This equation also states that it is possible to plot a straight line of 𝐴 against 𝑐. This plot is called a
calibration curve, and could be used in estimating the concentration of a sample solution. Beer’s Law
operates under a few assumptions [11]:
1. The radiation is monochromatic and strikes the cuvette at a normal incidence (90ᴼ).

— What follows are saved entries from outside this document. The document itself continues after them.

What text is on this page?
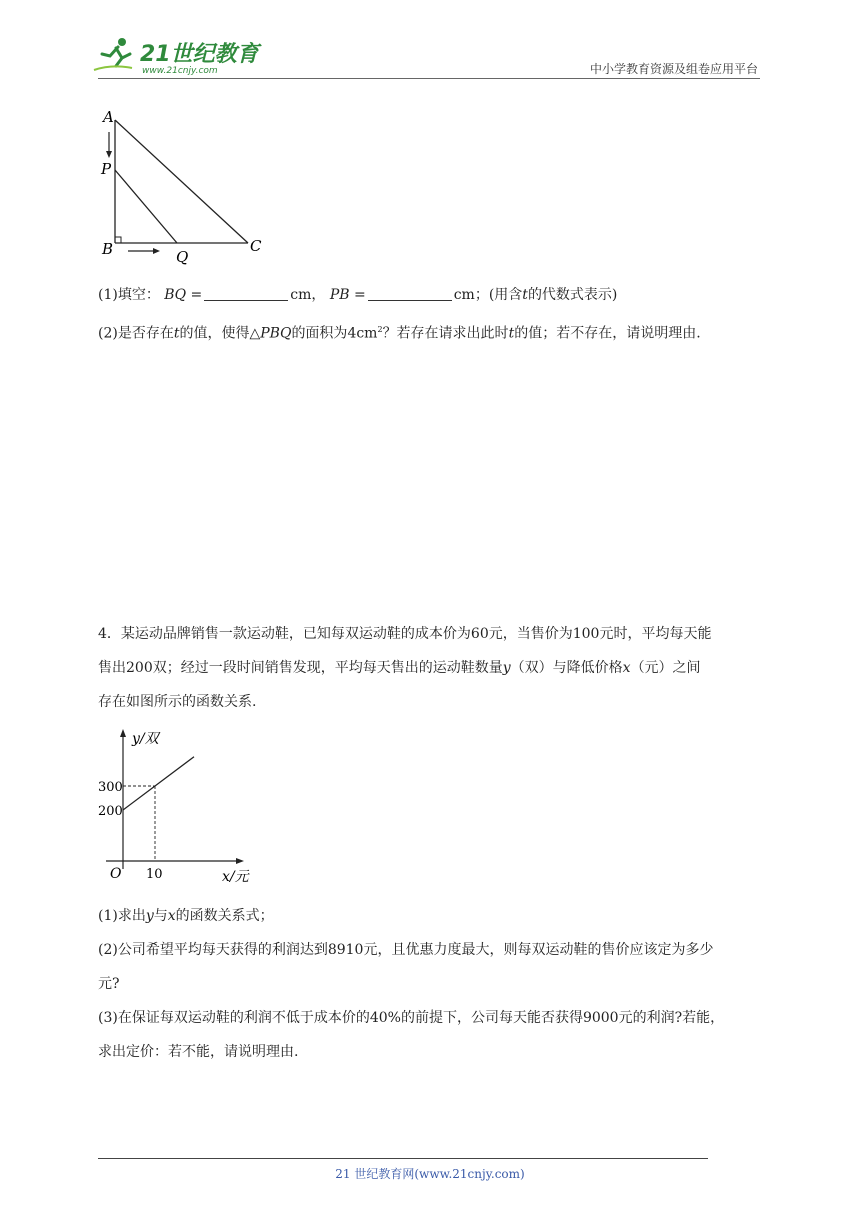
21世纪教育
www.21cnjy.com	中小学教育资源及组卷应用平台
A
P
B	Q
C
(1)填空： BQ =	cm， PB =	cm；(用含t的代数式表示)
(2)是否存在t的值，使得△PBQ的面积为$4cm^2$？若存在请求出此时t的值；若不存在，请说明理由.
4．某运动品牌销售一款运动鞋，已知每双运动鞋的成本价为60元，当售价为100元时，平均每天能
售出200双；经过一段时间销售发现，平均每天售出的运动鞋数量y（双）与降低价格x（元）之间
存在如图所示的函数关系.
y/双
x/元
O
300
200
10
(1)求出y与x的函数关系式；
(2)公司希望平均每天获得的利润达到8910元，且优惠力度最大，则每双运动鞋的售价应该定为多少
元?
(3)在保证每双运动鞋的利润不低于成本价的40%的前提下，公司每天能否获得9000元的利润?若能，
求出定价：若不能，请说明理由.
21 世纪教育网(www.21cnjy.com)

2. Scattering and reflection of the radiation occurs at a minimal, so there are no uncompensated
losses.
3. No molecular interactions between the absorber and other molecules in the sample solution.

Dilution
Dilution, according to Chemistry-Dictionary.com, is the process in which the concentration of a solute
in a solution is reduced, typically done by adding and mixing the existing solution with more solvent
[12]. This concept was crucial in the experiments in this report for the construction of the calibration
curve that would enable the concentration of Acid Violet 17 solutions sampled throughout the
experiments to be easily estimated. The following equation was used:
𝐶1 𝑉1 = 𝐶2 𝑉2 (Eq. 3)
where 𝐶1 is the concentration of the stock AV17 solution, 𝑉1 is the volume of the stock solution used
to make the diluted solution, 𝐶2 is the final concentration of the diluted solution and 𝑉2 is the final
volume of the diluted solution [13].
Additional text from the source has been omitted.